I

En ce temps-là, dans ce pays, il y avait une enfant de quinze ans, appelée Martine, qui était sur le point de rendre l’âme. La maladie l’avait prise tout à coup ; maintenant elle allait trépasser. Ses parents, de pauvres campagnards qui ne possédaient rien autre chose qu’une vieille chaumière au milieu d’un maigre champ, éprouvaient une cruelle affliction ; car ils aimaient tendrement la jolie moribonde. La mère surtout se désespérait ; d’abord, parce qu’elle était la mère, et puis parce que, la chaumière se trouvant très loin du village, elle craignait que M. le curé n’arrivât pas avant la mort de Martine. Très dévote, elle pleurait en songeant que sa fille cesserait de vivre sans s’être confessée et sans avoir reçu l’absolution.
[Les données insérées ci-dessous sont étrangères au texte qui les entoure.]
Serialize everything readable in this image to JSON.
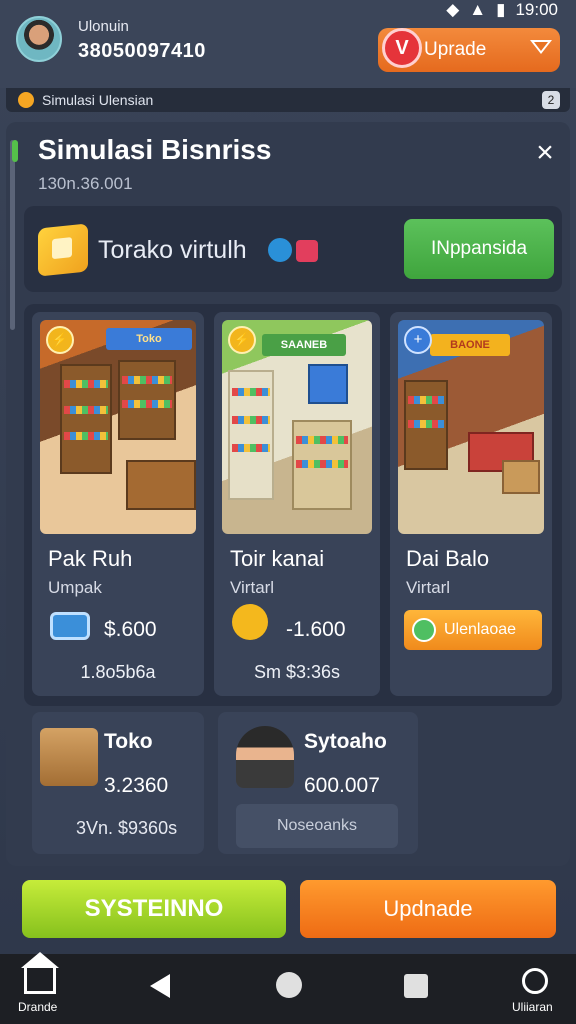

— Pour ce qui est de cela, n’ayez point de souci, madame, dit une voix si douce que les parents, malgré leur douleur, en eurent l’ouïe enchantée.

En même temps, ils voyaient, derrière le lit de l’agonisante, se lever une forme blanche, un peu vague, avec des ailes.

La voix reprit :

— Je suis l’ange gardien de Martine, et je pense qu’un ange peut remplacer un prêtre sans aucun désavantage. Tenez-vous dans ce coin, là-bas, ne retournez pas la tête. Votre enfant me dira ses péchés : comme elle est tout à fait innocente, ce sera l’affaire d’un moment.